Wheat is an essential source of nourishment for people around the world, providing 20% energy and protein at 3, 4 billion people in the world. Even if we meet climate mitigation targets and stay below 2°C warming, climate change is expected to significantly alter wheat yield and price in the years to come. Researchers publishing in the journal A single Earth on 19 August predict that wheat yield is likely to increase at high latitudes and decrease at low latitudes, meaning that wheat prices cereals are likely to change unevenly and increase in much of the Global South, reinforcing existing inequalities.

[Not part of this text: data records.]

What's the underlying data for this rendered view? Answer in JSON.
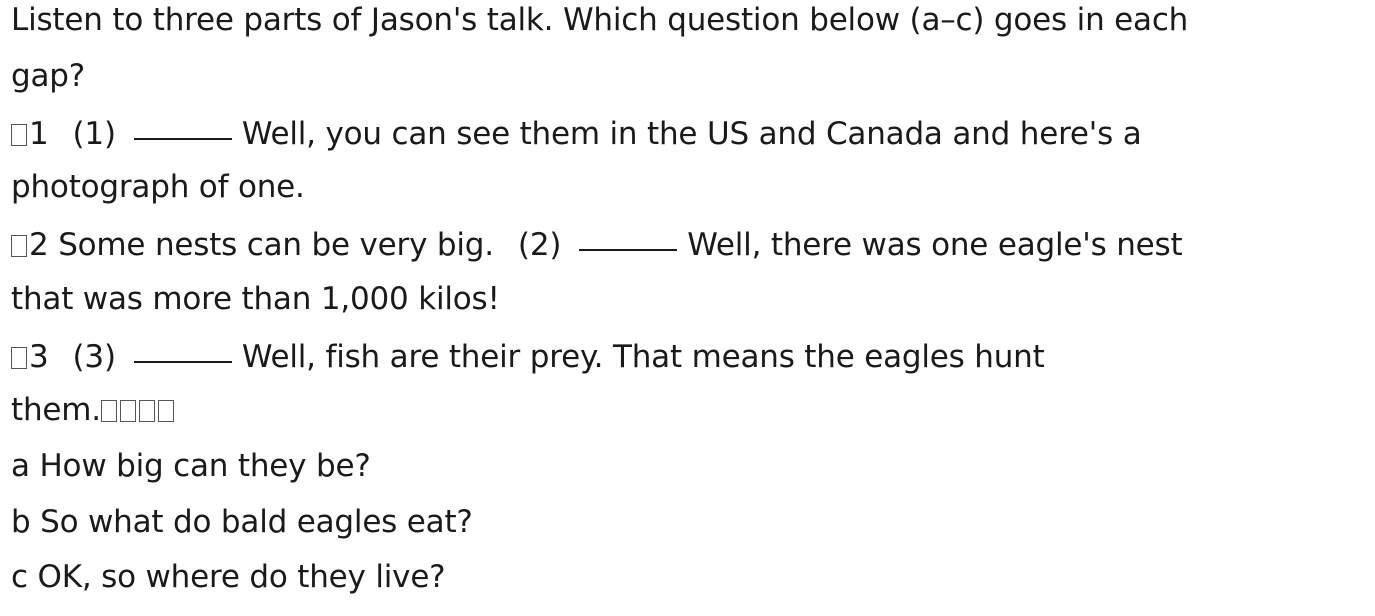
{
  "instruction": {
    "line1": "Listen to three parts of Jason's talk. Which question below (a–c) goes in each",
    "line2": "gap?"
  },
  "items": [
    {
      "number": "1",
      "gap_label": "(1)",
      "text_after": "Well, you can see them in the US and Canada and here's a",
      "continuation": "photograph of one."
    },
    {
      "number": "2",
      "text_before": "Some nests can be very big.",
      "gap_label": "(2)",
      "text_after": "Well, there was one eagle's nest",
      "continuation": "that was more than 1,000 kilos!"
    },
    {
      "number": "3",
      "gap_label": "(3)",
      "text_after": "Well, fish are their prey. That means the eagles hunt",
      "continuation": "them."
    }
  ],
  "options": [
    "a How big can they be?",
    "b So what do bald eagles eat?",
    "c OK, so where do they live?"
  ]
}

“Most studies mainly focus on the impact of climate change modeling on wheat yields,” says lead author Tianyi Zhang, an agro-meteorologist at the Institute of Atmospheric Physics, Chinese Academy of Sciences. “It is indeed crucial, but crop yields do not provide a holistic view of food security. In the real world, many countries, especially developing countries, rely heavily on agribusiness.”

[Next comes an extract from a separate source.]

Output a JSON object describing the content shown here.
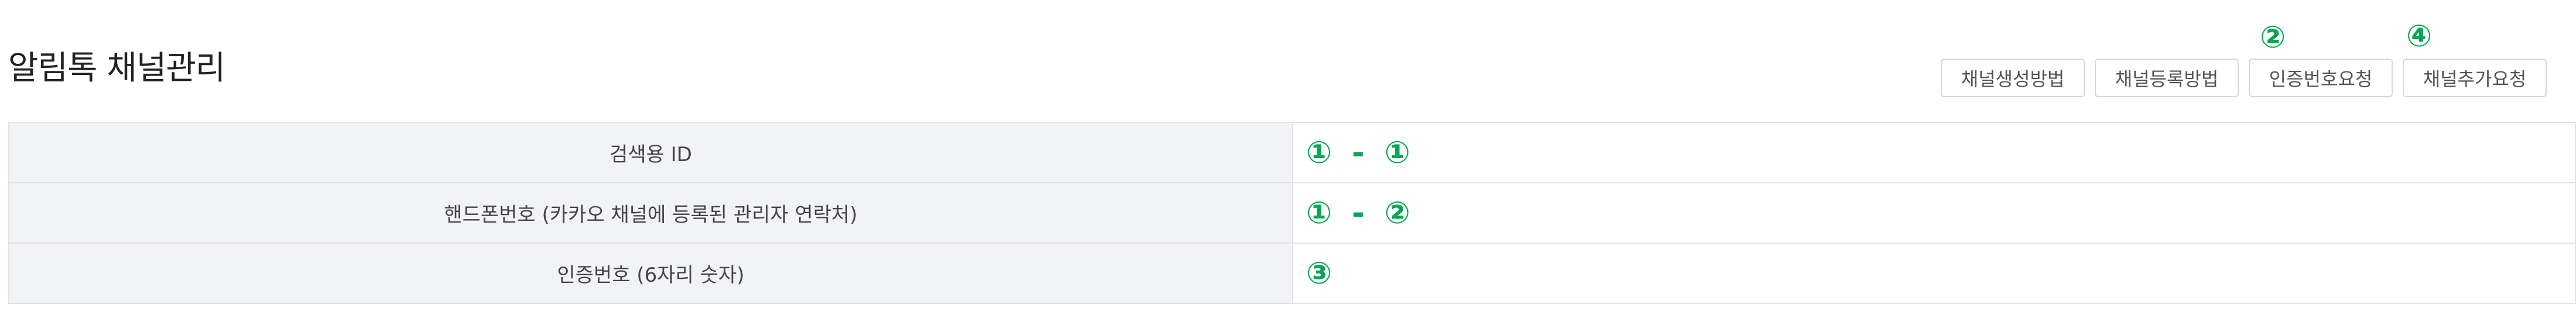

The team developed a novel approach to modeling climate-wheat-economy package. This enhanced model system allows researchers to explicitly examine the impacts of average weather conditions and extreme events on wheat yields, prices, and the global supply and demand chain. “We know from previous research that extreme events do not necessarily react in the same way as average conditions, and because these extreme events have the most impact on societies, this is a crucial step forward.” , says co-author Karin van der Wiel. climatologist at the Royal Netherlands Meteorological Institute.

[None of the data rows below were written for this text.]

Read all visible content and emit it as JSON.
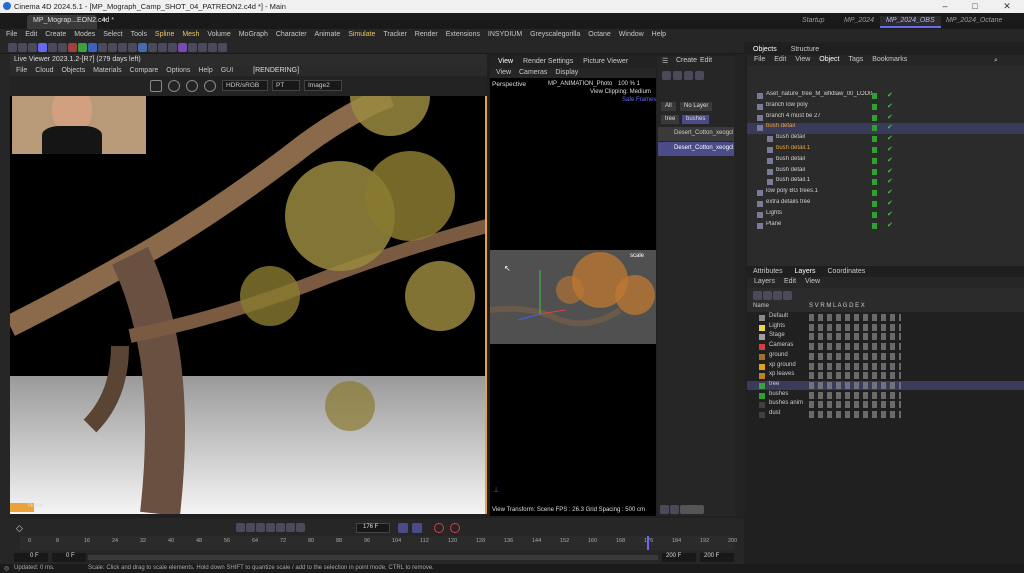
{
  "window": {
    "title": "Cinema 4D 2024.5.1 - [MP_Mograph_Camp_SHOT_04_PATREON2.c4d *] - Main"
  },
  "tabs": {
    "file_tab": "MP_Mograp...EON2.c4d *",
    "add": "+"
  },
  "layouts": [
    "Startup",
    "MP_2024",
    "MP_2024_OBS",
    "MP_2024_Octane"
  ],
  "menu": [
    "File",
    "Edit",
    "Create",
    "Modes",
    "Select",
    "Tools",
    "Spline",
    "Mesh",
    "Volume",
    "MoGraph",
    "Character",
    "Animate",
    "Simulate",
    "Tracker",
    "Render",
    "Extensions",
    "INSYDIUM",
    "Greyscalegorilla",
    "Octane",
    "Window",
    "Help"
  ],
  "live_viewer": {
    "title": "Live Viewer 2023.1.2-[R7] (279 days left)",
    "menu": [
      "File",
      "Cloud",
      "Objects",
      "Materials",
      "Compare",
      "Options",
      "Help",
      "GUI"
    ],
    "status": "[RENDERING]",
    "color_space": "HDR/sRGB",
    "pt_mode": "PT",
    "image_slot": "Image2",
    "footer_badge": "Noise"
  },
  "viewport": {
    "tabs": [
      "View",
      "Render Settings",
      "Picture Viewer"
    ],
    "menu": [
      "View",
      "Cameras",
      "Display"
    ],
    "camera": "Perspective",
    "overlay_title": "MP_ANIMATION_Photo",
    "overlay_zoom": "100 % 1",
    "clipping": "View Clipping: Medium",
    "safe_frames": "Safe Frames",
    "scale_label": "scale",
    "footer": "View Transform: Scene  FPS : 26.3     Grid Spacing : 500 cm"
  },
  "layer_manager_mini": {
    "menu": [
      "Create",
      "Edit"
    ],
    "chips": [
      "All",
      "No Layer"
    ],
    "filters": [
      "tree",
      "bushes"
    ],
    "assets": [
      "Desert_Cotton_xeogcl",
      "Desert_Cotton_xeogcl"
    ]
  },
  "objects_panel": {
    "tabs": [
      "Objects",
      "Structure"
    ],
    "menu": [
      "File",
      "Edit",
      "View",
      "Object",
      "Tags",
      "Bookmarks"
    ],
    "rows": [
      {
        "name": "Aset_nature_tree_M_wfktlaw_00_LOD0",
        "indent": 0
      },
      {
        "name": "branch low poly",
        "indent": 0
      },
      {
        "name": "branch 4 must be 27",
        "indent": 0
      },
      {
        "name": "bush detail",
        "indent": 0
      },
      {
        "name": "bush detail",
        "indent": 1
      },
      {
        "name": "bush detail.1",
        "indent": 1
      },
      {
        "name": "bush detail",
        "indent": 1
      },
      {
        "name": "bush detail",
        "indent": 1
      },
      {
        "name": "bush detail.1",
        "indent": 1
      },
      {
        "name": "low poly BG trees.1",
        "indent": 0
      },
      {
        "name": "extra details tree",
        "indent": 0
      },
      {
        "name": "Lights",
        "indent": 0
      },
      {
        "name": "Plane",
        "indent": 0
      }
    ]
  },
  "attr_panel": {
    "tabs": [
      "Attributes",
      "Layers",
      "Coordinates"
    ],
    "menu": [
      "Layers",
      "Edit",
      "View"
    ],
    "col_name": "Name",
    "col_flags": "S  V  R  M  L  A  G  D  E  X",
    "layers": [
      {
        "name": "Default",
        "color": "#8a8a8a"
      },
      {
        "name": "Lights",
        "color": "#e8d84a"
      },
      {
        "name": "Stage",
        "color": "#a0a0a0"
      },
      {
        "name": "Cameras",
        "color": "#d04040"
      },
      {
        "name": "ground",
        "color": "#a07030"
      },
      {
        "name": "xp ground",
        "color": "#e0a020"
      },
      {
        "name": "xp leaves",
        "color": "#c08020"
      },
      {
        "name": "tree",
        "color": "#40a040"
      },
      {
        "name": "bushes",
        "color": "#30a030"
      },
      {
        "name": "bushes anim",
        "color": "#404040"
      },
      {
        "name": "dust",
        "color": "#404040"
      }
    ]
  },
  "timeline": {
    "ticks": [
      "0",
      "8",
      "16",
      "24",
      "32",
      "40",
      "48",
      "56",
      "64",
      "72",
      "80",
      "88",
      "96",
      "104",
      "112",
      "120",
      "128",
      "136",
      "144",
      "152",
      "160",
      "168",
      "176",
      "184",
      "192",
      "200"
    ],
    "current_frame": "176 F",
    "start_a": "0 F",
    "start_b": "0 F",
    "end_a": "200 F",
    "end_b": "200 F"
  },
  "statusbar": {
    "left": "Updated: 0 ms.",
    "hint": "Scale: Click and drag to scale elements. Hold down SHIFT to quantize scale / add to the selection in point mode, CTRL to remove."
  },
  "colors": {
    "accent": "#6a6af0",
    "highlight": "#e9c46a",
    "selection": "#3a3a5a"
  }
}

The model predicts that yield will increase in high latitude regions – countries like the United States, Russia and much of northern Europe. In countries like Egypt, India and Venezuela, however, wheat yields are likely to fall – in some areas by more than 15%. “With this change in yields, the traditional trade position of the wheat market could deepen, which could bring low-latitude wheat-importing regions, such as South Asia and North Africa. than wheat-exporting countries,” says Zhang. but wheat prices on the world market could become more volatile and exacerbate existing inequalities. “Trade liberalization policy under 2° warming might stabilize or even increase farmers’ incomes in wheat-exporting countries, but would reduce farmers’ incomes in wheat-importing countries,” Zhang said. “This could create new economic inequalities between farmers in wheat-exporting and wheat-importing countries.”

Zhang and his team hope their forecasts for wheat prices and volatility will spur to global action. “Helping to improve grain food self-sufficiency in developing countries is important for global food security,” Zhang said. “It deserves to be discussed between countries in the upcoming international agricultural collaboration policy.”